Сергунька остановился и, вытаращив голубые чистые глаза, посмотрел на инспектора снизу вверх, раскрыв рот от удивления.
- Прости, малыш… Не за то она, наверно, тебе «пирогу» строила.
- Семен, Семен! - услышал Шухов голос жены будто издалека, а она стояла рядом, за штакетником, что огораживал школьный двор. - Что случилось? На тебе лица нет. Сергунька мокрый - тонул он, что ли? Сердце чуяло - доиграется он с Ларисой.
Инспектор провел ладонью по лицу.
Пичугина па порог пошла…
- Свихнулась?
- Нет! - крикнул Сергунька. - Она сказала: «Пройду - вернусь к своим в Ленинград».
Стеша вскликнула было, да прикрыла ладонью рот.
Инспектор сказал:
- Федор догоняет ее. На моторке пошел.
А ты?… - проговорила Стеша и кивнула в сторону берега, где река, уже вырвавшись из ущелья Змеиного, снова разливалась широким, зеркально-спокойным плесом.
Витька догонит ее! Догонит! - кричал Сергунька, вцепившись в штакетник и дергая доски что было сил.
- Догонит! Обязательно догонит, - заторопилась Стеша. - А мы с тобой здесь подождем, хорошо?
- Семен Васильевич! Семен Васильевич, не ходите туда! Не ходите к выносу из порога! Батька обязательно догонит ее!
Мне к Антипу надо. К деду Антипу. Понимаешь, Сергунька?
- Не ходите туда… пожалуйста.,,
- Я по другому делу.
Вы, пожалуйста, Семен Васильевич, спасите, пожалуйста, Лирису. Она хорошая, она до-обрая-предобрая… - плакал Сергунька, уткнувшись лбом в штакетину.

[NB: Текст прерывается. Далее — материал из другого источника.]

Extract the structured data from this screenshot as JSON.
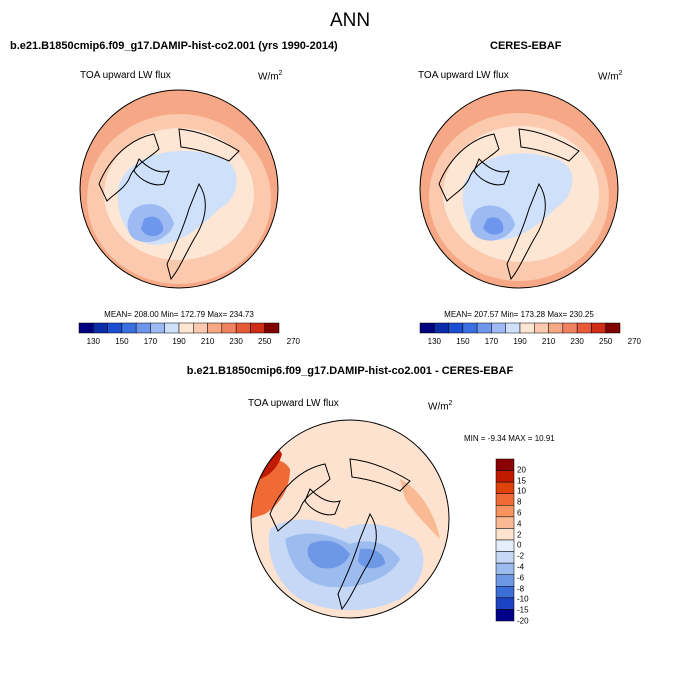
{
  "figure": {
    "title": "ANN"
  },
  "panels": [
    {
      "title": "b.e21.B1850cmip6.f09_g17.DAMIP-hist-co2.001 (yrs 1990-2014)",
      "variable": "TOA upward LW flux",
      "units_base": "W/m",
      "units_sup": "2",
      "stats": {
        "mean": "208.00",
        "min": "172.79",
        "max": "234.73",
        "text": "MEAN= 208.00  Min= 172.79  Max= 234.73"
      },
      "colorbar_ticks": [
        "130",
        "150",
        "170",
        "190",
        "210",
        "230",
        "250",
        "270"
      ]
    },
    {
      "title": "CERES-EBAF",
      "variable": "TOA upward LW flux",
      "units_base": "W/m",
      "units_sup": "2",
      "stats": {
        "mean": "207.57",
        "min": "173.28",
        "max": "230.25",
        "text": "MEAN= 207.57  Min= 173.28  Max= 230.25"
      },
      "colorbar_ticks": [
        "130",
        "150",
        "170",
        "190",
        "210",
        "230",
        "250",
        "270"
      ]
    },
    {
      "title": "b.e21.B1850cmip6.f09_g17.DAMIP-hist-co2.001 - CERES-EBAF",
      "variable": "TOA upward LW flux",
      "units_base": "W/m",
      "units_sup": "2",
      "stats": {
        "min": "-9.34",
        "max": "10.91",
        "text": "MIN =  -9.34 MAX =  10.91"
      },
      "colorbar_ticks": [
        "20",
        "15",
        "10",
        "8",
        "6",
        "4",
        "2",
        "0",
        "-2",
        "-4",
        "-6",
        "-8",
        "-10",
        "-15",
        "-20"
      ]
    }
  ],
  "colors": {
    "abs_scale": [
      "#00007f",
      "#0a2ca8",
      "#1c4fd0",
      "#3a6fe0",
      "#6d96ec",
      "#9dbaf2",
      "#cfe0fa",
      "#fde6d4",
      "#fbc9ad",
      "#f6a886",
      "#ef8260",
      "#e65a3a",
      "#cc2c18",
      "#7f0000"
    ],
    "diff_scale": [
      "#8b0000",
      "#c01a00",
      "#e0420c",
      "#ef6a34",
      "#f6935f",
      "#f9b992",
      "#fde3cf",
      "#e5eefb",
      "#c6d8f6",
      "#9cbcf0",
      "#6e98e6",
      "#3d6ed8",
      "#1a44c4",
      "#00008b"
    ]
  }
}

- Иди, Семен, иди. Я успокою, присмотрю… Да что же это такое! Ты сам-то в себя приди, Семен.
Инспектор спорым шагом двинулся к реке.
- Найдет тебя Федор как пить дать на прибрежном камушке… Ей-ей, найдет! На пятнадцать суток за мелкое хулиганство упеку. Вот так-то, Лариса Анатольевна, - бормотал под нос себе старший лейтенант.
Ларису со вчерашнего вечера, с той минутки, как она вскрыла и прочитала письмо Прокла Рыжих, била внутренняя неуемная дрожь. Хотелось реветь белугой, да слез не было. Письмо она изорвала в клочки, бросила на пол и долго топтала их, будто они живые и каждое слово кричало. Тогда Лариса собрала клочки, сожгла их, но помнила все письмо наизусть, словно нарочно вызубрила.
С Проклом она вместе училась, не один год ходила в «поле», их считали закадычными друзьями. Теперь Рыжих вернулся из Афганистана, где работал три года, и тут же по старой дружбе послал ей весточку.
Начиналась она так: «Все мы крепки задним умом. Теперь я твердо уверен, что тебя нельзя было отпускать тогда в «поле» одну, возлагая столь радужные надежды…»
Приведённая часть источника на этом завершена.